Legislativas
PS aumenta pressão sobre Cavaco
Publicado em 23 de Setembro de 2009
Nos bastidores, os socialistas dizem que o Presidente perdeu isenção para ser árbitro
O PS fez subir ontem a pressão sobre o Presidente da República: na Guarda, o cabeça-de-lista Francisco Assis fez um ataque violentíssimo contra "a direita reaccionária e conservadora" que primeiro "tentou difundir a ideia da existência asfixia democrática" para "a seguir construir uma inventona de factos para suportar esta teoria". "Aqueles que diziam que falavam em nome da verdade falaram, como nunca ninguém antes, em nome da mentira", denunciou Assis, numa mensagem totalmente dirigida, como não podia deixar de ser, a Cavaco Silva. O Presidente nunca desmentiu, durante mês e meio, que suspeitava que o governo tinha posto Belém sob escuta e, ainda na sexta-feira, ameaçou, interrogado sobre a polémica das escutas, que depois das eleições iria desencadear uma investigação sobre "segurança".
A seguir, foi José Sócrates: "Hoje está claro para todos os portugueses quem é o referencial de estabilidade, o partido que se impõe como referencial de responsabilidade". Para Assis, "num momento grave de crise de valores que se vive na sociedade portuguesa, precisamos de um homem vertical e corajoso à frente de Portugal". A marca da "credibilidade", obsessivamente reclamada por Cavaco Silva e Manuela Ferreira Leite, estava de repente a mudar de mãos.
Antes, Sócrates tinha considerado "ridículo, se não fosse trágico" o ataque de Nuno Morais Sarmento sobre uma "agenda escondida" entre o PS e o Bloco de Esquerda. "Isto demonstra bem o desnorte e o desespero da campanha do PSD, que começou com a asfixia democrática, depois passou à invenção das escutas e termina agora com uma espécie de invenção de um acordo secreto", disse o candidato do PS no meio de uma multidão que o esperava na Guarda.
Próximos capítulos Para o PS, a história não acabou com a demissão de Fernando Lima, o assessor de sempre do Presidente que passou para o "Público" a notícia de que Belém suspeitava de estar sob a vigilância do governo.

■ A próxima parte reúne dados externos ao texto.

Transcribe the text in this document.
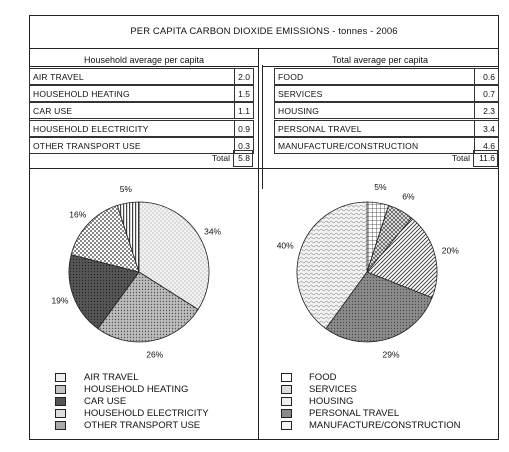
PER CAPITA CARBON DIOXIDE EMISSIONS - tonnes - 2006
Household average per capita
AIR TRAVEL	2.0
HOUSEHOLD HEATING	1.5
CAR USE	1.1
HOUSEHOLD ELECTRICITY	0.9
OTHER TRANSPORT USE	0.3
Total 5.8
Total average per capita
FOOD	0.6
SERVICES	0.7
HOUSING	2.3
PERSONAL TRAVEL	3.4
MANUFACTURE/CONSTRUCTION	4.6
Total	11.6
34%
26%
19%
16%
5%	5%
6%
20%
29%
40%
AIR TRAVEL
HOUSEHOLD HEATING
CAR USE
HOUSEHOLD ELECTRICITY
OTHER TRANSPORT USE
FOOD
SERVICES
HOUSING
PERSONAL TRAVEL
MANUFACTURE/CONSTRUCTION
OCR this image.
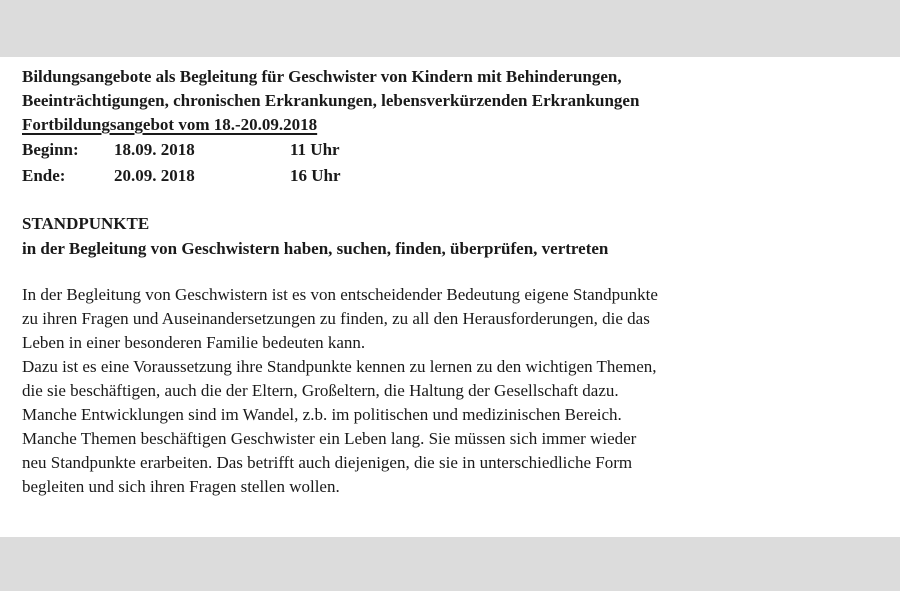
Bildungsangebote als Begleitung für Geschwister von Kindern mit Behinderungen,
Beeinträchtigungen, chronischen Erkrankungen, lebensverkürzenden Erkrankungen
Fortbildungsangebot vom 18.-20.09.2018
Beginn:	18.09. 2018	11 Uhr
Ende:	20.09. 2018	16 Uhr
STANDPUNKTE
in der Begleitung von Geschwistern haben, suchen, finden, überprüfen, vertreten
In der Begleitung von Geschwistern ist es von entscheidender Bedeutung eigene Standpunkte
zu ihren Fragen und Auseinandersetzungen zu finden, zu all den Herausforderungen, die das
Leben in einer besonderen Familie bedeuten kann.
Dazu ist es eine Voraussetzung ihre Standpunkte kennen zu lernen zu den wichtigen Themen,
die sie beschäftigen, auch die der Eltern, Großeltern, die Haltung der Gesellschaft dazu.
Manche Entwicklungen sind im Wandel, z.b. im politischen und medizinischen Bereich.
Manche Themen beschäftigen Geschwister ein Leben lang. Sie müssen sich immer wieder
neu Standpunkte erarbeiten. Das betrifft auch diejenigen, die sie in unterschiedliche Form
begleiten und sich ihren Fragen stellen wollen.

Sem pedir expressamente a cabeça de Cavaco, como já começa a fazer o Bloco de Esquerda quando, na segunda-feira, admitiu a possibilidade do Presidente renunciar ao mandato, os socialistas consideram - em off, claro, para já - que o Presidente perdeu condições de isenção e margem de manobra para servir de árbitro. "Um ponto de não retorno", afirma um dirigente.
Viragem da campanha? A vida é irónica, a política três vezes mais: Cavaco Silva, suspeito de favorecer a agenda de Manuela Ferreira Leite desde a sua eleição, acaba por dar uma machadada de proporções ainda imprevisíveis nas hipóteses eleitorais da sua amiga e do seu partido. Luís Filipe Menezes lembrou ontem que Cavaco Silva já tinha prejudicado a campanha de Fernando Nogueira e a de Santana Lopes, mas tanto num caso como noutro Cavaco Silva agiu deliberadamente, movido pelo seu interesse pessoal: em 1995, desmentiu Fernando Nogueira quando o então líder do PSD, em plena campanha, afirmou saber que Cavaco Silva se iria candidatar às eleições presidenciais (o que, de resto, acabou por acontecer).

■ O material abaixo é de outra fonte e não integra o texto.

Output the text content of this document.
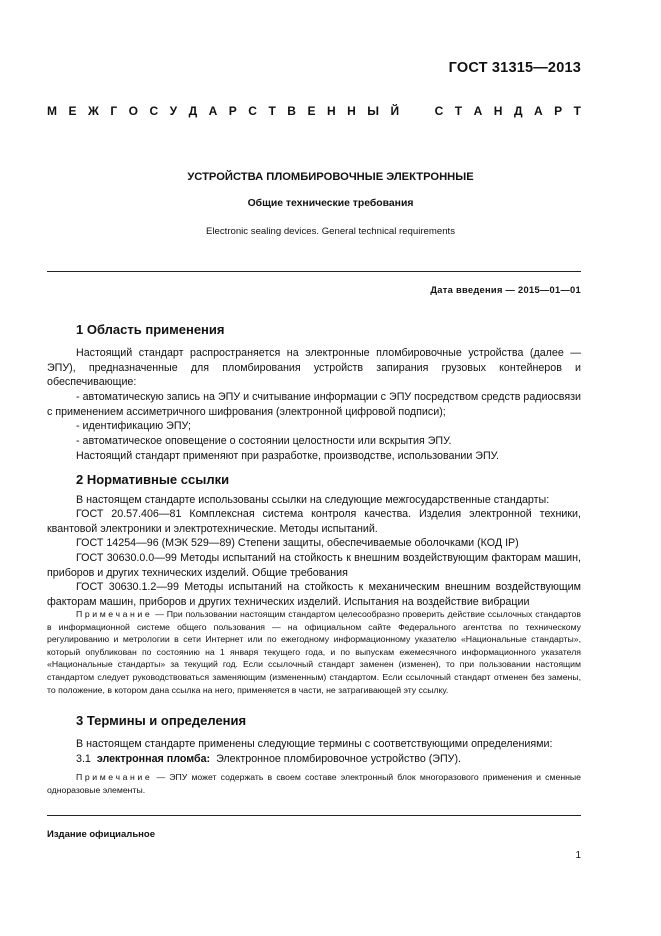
ГОСТ 31315—2013
М Е Ж Г О С У Д А Р С Т В Е Н Н Ы Й   С Т А Н Д А Р Т
УСТРОЙСТВА ПЛОМБИРОВОЧНЫЕ ЭЛЕКТРОННЫЕ
Общие технические требования
Electronic sealing devices. General technical requirements
Дата введения — 2015—01—01
1 Область применения

Настоящий стандарт распространяется на электронные пломбировочные устройства (далее — ЭПУ), предназначенные для пломбирования устройств запирания грузовых контейнеров и обеспечивающие:

- автоматическую запись на ЭПУ и считывание информации с ЭПУ посредством средств радиосвязи с применением ассиметричного шифрования (электронной цифровой подписи);

- идентификацию ЭПУ;

- автоматическое оповещение о состоянии целостности или вскрытия ЭПУ.

Настоящий стандарт применяют при разработке, производстве, использовании ЭПУ.

2 Нормативные ссылки

В настоящем стандарте использованы ссылки на следующие межгосударственные стандарты:

ГОСТ 20.57.406—81 Комплексная система контроля качества. Изделия электронной техники, квантовой электроники и электротехнические. Методы испытаний.

ГОСТ 14254—96 (МЭК 529—89) Степени защиты, обеспечиваемые оболочками (КОД IP)

ГОСТ 30630.0.0—99 Методы испытаний на стойкость к внешним воздействующим факторам машин, приборов и других технических изделий. Общие требования

ГОСТ 30630.1.2—99 Методы испытаний на стойкость к механическим внешним воздействующим факторам машин, приборов и других технических изделий. Испытания на воздействие вибрации

Примечание — При пользовании настоящим стандартом целесообразно проверить действие ссылочных стандартов в информационной системе общего пользования — на официальном сайте Федерального агентства по техническому регулированию и метрологии в сети Интернет или по ежегодному информационному указателю «Национальные стандарты», который опубликован по состоянию на 1 января текущего года, и по выпускам ежемесячного информационного указателя «Национальные стандарты» за текущий год. Если ссылочный стандарт заменен (изменен), то при пользовании настоящим стандартом следует руководствоваться заменяющим (измененным) стандартом. Если ссылочный стандарт отменен без замены, то положение, в котором дана ссылка на него, применяется в части, не затрагивающей эту ссылку.

3 Термины и определения

В настоящем стандарте применены следующие термины с соответствующими определениями:

3.1 электронная пломба: Электронное пломбировочное устройство (ЭПУ).

Примечание — ЭПУ может содержать в своем составе электронный блок многоразового применения и сменные одноразовые элементы.

Издание официальное
1
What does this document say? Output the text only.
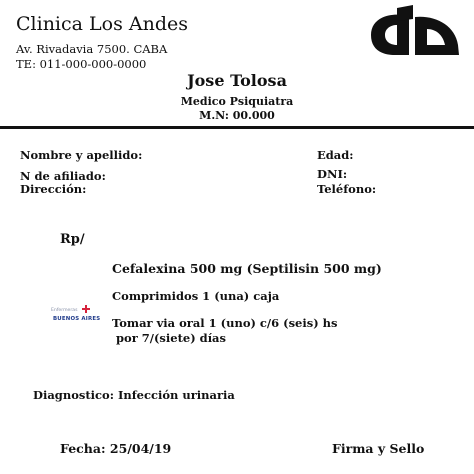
Clinica Los Andes
Av. Rivadavia 7500. CABA
TE: 011-000-000-0000
Jose Tolosa
Medico Psiquiatra
M.N: 00.000
Nombre y apellido:
N de afiliado:
Dirección:
Edad:
DNI:
Teléfono:
Rp/
Cefalexina 500 mg (Septilisin 500 mg)
Comprimidos 1 (una) caja
Enfermeras
BUENOS AIRES Tomar via oral 1 (uno) c/6 (seis) hs
por 7/(siete) días
Diagnostico: Infección urinaria
Fecha: 25/04/19	Firma y Sello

Em 2004, Cavaco recusou aparecer nos cartazes de Santana Lopes ao lado dos outros ex-líderes do partido, invocando que isso lhe prejudicava "a carreira académica" (quando era público que Cavaco já preparava a candidatura presidencial que anunciou pouco tempo depois da derrota de Santana, um líder do PSD que fulminou quando escreveu um artigo a chamar-lhe "má moeda"). Desta vez, ninguém percebe.
A verdade é que, se José Sócrates parecia mais embalado com sondagens favoráveis, as grandes mobilizações de rua, o comício de Alegre em Coimbra e a gigantesca manifestação com Mário Soares no Porto; a demissão de Fernando Lima - e a derrota de um dos eixos da tese da "asfixia democrática" - indicia uma viragem que depois dos 26% das europeias muito poucos arriscariam.
O impressionante mar de gente na Guarda, uma câmara governada pelo PS, significa que o aparelho socialista agora está a trabalhar, ao contrário do que aconteceu nas europeias. Mas pode também significar que, desta vez, as sondagens estão a "bater certo".